Does it make sense to filter out those general terms first and then use the Dictionary Tagger without the exact match?

deepjg · June 26, 2019, 5:43am

Thanks a ton for your valuable suggestion and time. It indeed has solved my problem. Thank you once again.
Regards
Deep

deepjg · June 26, 2019, 6:03am

Hi ScottF,
Your solution has actually helped me to filter out many unnecessary words. I am very thankful to you for your valuable suggestions. It indeed has reduced a lot of positive words from the cloud of negative words. But, I could still find two positive terms in the negative cloud. I am sending you the image of the cloud with this reply. Please find the same.
Regards,
Deep

ScottF · June 26, 2019, 2:42pm

Hi @deepjg -

This is because - for whatever reason - the terms “fine” and “fun” show up in both the positive and negative dictionaries. As a result, they get double-tagged. I think I would manually remove those from the negative dictionary in your case.

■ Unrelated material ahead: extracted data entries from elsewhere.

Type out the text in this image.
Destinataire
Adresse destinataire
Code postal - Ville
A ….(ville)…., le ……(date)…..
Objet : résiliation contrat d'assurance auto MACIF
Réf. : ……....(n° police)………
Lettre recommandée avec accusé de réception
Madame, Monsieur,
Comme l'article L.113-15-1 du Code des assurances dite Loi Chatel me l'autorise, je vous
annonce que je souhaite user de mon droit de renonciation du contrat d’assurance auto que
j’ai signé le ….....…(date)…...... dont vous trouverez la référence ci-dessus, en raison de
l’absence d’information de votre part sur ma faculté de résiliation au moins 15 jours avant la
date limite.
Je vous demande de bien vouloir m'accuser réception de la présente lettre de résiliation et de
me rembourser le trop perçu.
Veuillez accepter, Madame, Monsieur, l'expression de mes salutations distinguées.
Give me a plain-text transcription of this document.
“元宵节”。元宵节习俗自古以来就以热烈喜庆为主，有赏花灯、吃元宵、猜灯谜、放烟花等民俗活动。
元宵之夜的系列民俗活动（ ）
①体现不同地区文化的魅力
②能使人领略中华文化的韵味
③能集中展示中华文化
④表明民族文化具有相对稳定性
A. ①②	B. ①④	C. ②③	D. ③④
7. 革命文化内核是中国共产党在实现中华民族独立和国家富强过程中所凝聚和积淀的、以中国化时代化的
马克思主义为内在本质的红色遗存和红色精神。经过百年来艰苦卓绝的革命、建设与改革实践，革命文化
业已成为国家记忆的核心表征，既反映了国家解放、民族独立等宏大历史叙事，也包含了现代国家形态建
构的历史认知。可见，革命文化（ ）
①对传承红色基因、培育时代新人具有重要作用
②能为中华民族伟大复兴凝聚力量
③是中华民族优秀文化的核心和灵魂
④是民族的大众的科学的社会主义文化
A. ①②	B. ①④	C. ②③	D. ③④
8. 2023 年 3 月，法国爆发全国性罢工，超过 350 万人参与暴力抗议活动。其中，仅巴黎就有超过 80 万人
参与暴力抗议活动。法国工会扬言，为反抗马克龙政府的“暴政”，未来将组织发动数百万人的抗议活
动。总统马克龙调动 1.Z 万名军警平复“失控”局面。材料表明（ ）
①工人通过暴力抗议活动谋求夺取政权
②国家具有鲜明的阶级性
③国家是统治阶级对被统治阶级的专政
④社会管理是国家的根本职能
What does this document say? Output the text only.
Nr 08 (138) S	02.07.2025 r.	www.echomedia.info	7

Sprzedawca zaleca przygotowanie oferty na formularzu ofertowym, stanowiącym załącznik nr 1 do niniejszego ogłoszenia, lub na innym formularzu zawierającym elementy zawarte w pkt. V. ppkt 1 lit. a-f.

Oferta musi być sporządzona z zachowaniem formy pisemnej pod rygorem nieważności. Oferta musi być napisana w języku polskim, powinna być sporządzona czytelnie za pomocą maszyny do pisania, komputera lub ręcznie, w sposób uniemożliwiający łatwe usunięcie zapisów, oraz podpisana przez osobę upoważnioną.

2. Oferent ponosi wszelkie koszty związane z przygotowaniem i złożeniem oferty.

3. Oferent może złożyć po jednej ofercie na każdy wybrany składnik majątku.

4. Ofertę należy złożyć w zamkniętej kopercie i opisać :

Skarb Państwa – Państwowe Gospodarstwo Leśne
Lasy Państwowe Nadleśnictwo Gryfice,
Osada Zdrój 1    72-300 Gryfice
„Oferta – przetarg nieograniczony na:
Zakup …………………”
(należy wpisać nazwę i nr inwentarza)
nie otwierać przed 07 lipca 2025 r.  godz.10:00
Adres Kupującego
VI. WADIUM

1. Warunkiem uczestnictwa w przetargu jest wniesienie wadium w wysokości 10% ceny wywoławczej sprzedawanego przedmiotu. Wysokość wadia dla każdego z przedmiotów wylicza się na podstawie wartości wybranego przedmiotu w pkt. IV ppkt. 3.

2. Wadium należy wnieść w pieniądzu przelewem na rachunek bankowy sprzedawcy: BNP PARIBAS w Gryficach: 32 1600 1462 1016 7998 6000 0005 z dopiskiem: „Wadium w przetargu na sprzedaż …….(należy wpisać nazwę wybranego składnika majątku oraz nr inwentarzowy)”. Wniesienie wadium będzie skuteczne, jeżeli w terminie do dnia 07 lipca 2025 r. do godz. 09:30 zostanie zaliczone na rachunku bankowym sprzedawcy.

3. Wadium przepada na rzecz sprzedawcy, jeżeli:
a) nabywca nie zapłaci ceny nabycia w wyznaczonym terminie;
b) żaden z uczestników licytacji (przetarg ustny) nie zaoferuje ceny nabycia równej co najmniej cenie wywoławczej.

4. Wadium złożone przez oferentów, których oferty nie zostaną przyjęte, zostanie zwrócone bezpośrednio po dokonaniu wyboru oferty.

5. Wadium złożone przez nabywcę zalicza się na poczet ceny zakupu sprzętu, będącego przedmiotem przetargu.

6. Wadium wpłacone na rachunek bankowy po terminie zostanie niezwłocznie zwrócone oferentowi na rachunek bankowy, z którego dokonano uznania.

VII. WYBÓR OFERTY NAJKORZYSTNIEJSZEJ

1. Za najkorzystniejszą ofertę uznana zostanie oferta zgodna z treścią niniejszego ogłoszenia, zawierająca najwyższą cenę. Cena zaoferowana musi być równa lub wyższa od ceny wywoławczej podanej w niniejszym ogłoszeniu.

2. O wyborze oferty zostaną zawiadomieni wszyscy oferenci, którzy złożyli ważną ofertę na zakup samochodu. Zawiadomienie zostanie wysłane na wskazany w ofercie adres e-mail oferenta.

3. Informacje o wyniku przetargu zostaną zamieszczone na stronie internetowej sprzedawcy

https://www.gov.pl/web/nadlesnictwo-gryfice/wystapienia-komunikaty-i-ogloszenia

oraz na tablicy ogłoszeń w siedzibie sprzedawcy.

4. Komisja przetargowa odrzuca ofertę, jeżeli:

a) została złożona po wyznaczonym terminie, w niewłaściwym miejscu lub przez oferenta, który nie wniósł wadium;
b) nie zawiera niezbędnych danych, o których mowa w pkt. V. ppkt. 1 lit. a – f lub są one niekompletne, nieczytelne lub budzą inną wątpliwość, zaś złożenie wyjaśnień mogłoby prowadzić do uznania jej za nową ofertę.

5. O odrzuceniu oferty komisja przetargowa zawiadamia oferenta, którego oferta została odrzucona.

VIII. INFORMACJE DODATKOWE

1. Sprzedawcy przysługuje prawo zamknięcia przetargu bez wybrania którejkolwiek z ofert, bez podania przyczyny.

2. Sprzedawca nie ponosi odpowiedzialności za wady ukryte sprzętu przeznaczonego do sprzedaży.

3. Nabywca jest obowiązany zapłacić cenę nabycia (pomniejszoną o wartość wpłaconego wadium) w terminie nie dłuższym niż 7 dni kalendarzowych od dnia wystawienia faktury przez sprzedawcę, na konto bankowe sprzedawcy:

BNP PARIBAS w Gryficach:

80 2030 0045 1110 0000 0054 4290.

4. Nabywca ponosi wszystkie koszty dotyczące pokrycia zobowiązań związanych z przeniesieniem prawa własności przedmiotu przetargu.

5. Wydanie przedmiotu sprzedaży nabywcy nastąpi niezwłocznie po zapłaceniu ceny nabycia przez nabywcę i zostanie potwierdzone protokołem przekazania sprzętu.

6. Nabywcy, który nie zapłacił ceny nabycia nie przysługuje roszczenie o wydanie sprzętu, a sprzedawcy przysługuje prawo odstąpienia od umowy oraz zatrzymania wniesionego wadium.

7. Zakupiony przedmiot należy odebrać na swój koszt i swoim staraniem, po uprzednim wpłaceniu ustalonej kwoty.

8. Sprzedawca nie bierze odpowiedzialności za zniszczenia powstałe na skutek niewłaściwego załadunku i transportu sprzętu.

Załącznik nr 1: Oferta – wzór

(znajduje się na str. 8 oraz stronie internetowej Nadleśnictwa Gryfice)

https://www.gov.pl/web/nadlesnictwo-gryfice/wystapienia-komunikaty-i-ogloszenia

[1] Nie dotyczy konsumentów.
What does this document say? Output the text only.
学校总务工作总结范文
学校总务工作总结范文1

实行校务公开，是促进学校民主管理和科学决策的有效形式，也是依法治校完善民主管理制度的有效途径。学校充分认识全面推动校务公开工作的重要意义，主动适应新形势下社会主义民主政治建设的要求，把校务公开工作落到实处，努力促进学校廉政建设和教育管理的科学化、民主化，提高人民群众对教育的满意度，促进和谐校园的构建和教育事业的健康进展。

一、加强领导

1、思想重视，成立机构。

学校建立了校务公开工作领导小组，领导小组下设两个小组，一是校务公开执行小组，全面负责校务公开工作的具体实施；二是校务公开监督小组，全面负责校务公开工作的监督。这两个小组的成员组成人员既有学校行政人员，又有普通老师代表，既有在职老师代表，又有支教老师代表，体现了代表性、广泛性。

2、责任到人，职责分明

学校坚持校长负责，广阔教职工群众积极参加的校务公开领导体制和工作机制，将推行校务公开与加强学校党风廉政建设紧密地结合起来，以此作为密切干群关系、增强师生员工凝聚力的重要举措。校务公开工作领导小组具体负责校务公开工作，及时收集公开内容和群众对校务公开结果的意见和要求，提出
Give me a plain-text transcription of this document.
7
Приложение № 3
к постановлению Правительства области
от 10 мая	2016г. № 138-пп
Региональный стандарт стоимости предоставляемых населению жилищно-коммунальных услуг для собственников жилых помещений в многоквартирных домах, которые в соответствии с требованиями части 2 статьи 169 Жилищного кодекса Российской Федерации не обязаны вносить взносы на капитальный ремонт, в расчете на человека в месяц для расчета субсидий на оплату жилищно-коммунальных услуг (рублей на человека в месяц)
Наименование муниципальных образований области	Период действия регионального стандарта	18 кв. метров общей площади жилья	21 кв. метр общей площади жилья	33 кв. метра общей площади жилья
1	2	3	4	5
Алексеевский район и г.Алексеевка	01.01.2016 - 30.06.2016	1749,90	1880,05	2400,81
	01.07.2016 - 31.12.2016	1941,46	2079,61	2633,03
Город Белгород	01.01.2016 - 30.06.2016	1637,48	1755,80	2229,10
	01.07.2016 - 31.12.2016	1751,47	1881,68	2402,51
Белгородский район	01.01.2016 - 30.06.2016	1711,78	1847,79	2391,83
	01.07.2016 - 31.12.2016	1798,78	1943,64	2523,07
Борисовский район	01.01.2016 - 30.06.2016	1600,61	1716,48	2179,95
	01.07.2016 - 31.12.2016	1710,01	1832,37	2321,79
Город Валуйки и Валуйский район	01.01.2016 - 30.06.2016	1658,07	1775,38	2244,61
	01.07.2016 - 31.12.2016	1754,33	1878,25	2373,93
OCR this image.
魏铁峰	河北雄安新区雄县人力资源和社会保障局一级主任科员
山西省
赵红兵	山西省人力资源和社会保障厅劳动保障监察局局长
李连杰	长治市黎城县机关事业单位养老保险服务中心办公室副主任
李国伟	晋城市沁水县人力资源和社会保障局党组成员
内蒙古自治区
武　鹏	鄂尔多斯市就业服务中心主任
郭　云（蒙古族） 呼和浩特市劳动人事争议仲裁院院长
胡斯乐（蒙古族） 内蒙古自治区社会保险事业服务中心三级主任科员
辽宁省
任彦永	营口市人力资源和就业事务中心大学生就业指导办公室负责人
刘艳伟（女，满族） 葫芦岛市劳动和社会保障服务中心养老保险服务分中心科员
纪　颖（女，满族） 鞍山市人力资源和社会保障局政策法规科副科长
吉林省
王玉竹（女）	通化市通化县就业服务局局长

I was curious to see how many words show up in both dictionaries, so I just did a quick join. It turns out there aren’t very many such words, but you found two of them:

2019-06-26%2009_39_55-Joined%20table%20-%208_802%20-%20Joiner

Anyway, I hope that explains things.

ScottF · June 26, 2019, 2:45pm

@armingrudd It’s a good question!

I think I would stick with exact match here, since leaving in terms identified without the exact match seems to produce some consistently strange tagging results.

Honestly, I need to understand better how the tagging node works without exact matching enabled. I thought at first it might be picking up substrings of words (which would definitely be bad in this case) but now I’m not so sure. I should ask some of our text mining experts what the intention is here.

deepjg · June 27, 2019, 4:19am

Thank you @ScottF for your insight in this matter.
Regards

system · July 4, 2019, 4:33am

This topic was automatically closed 7 days after the last reply. New replies are no longer allowed.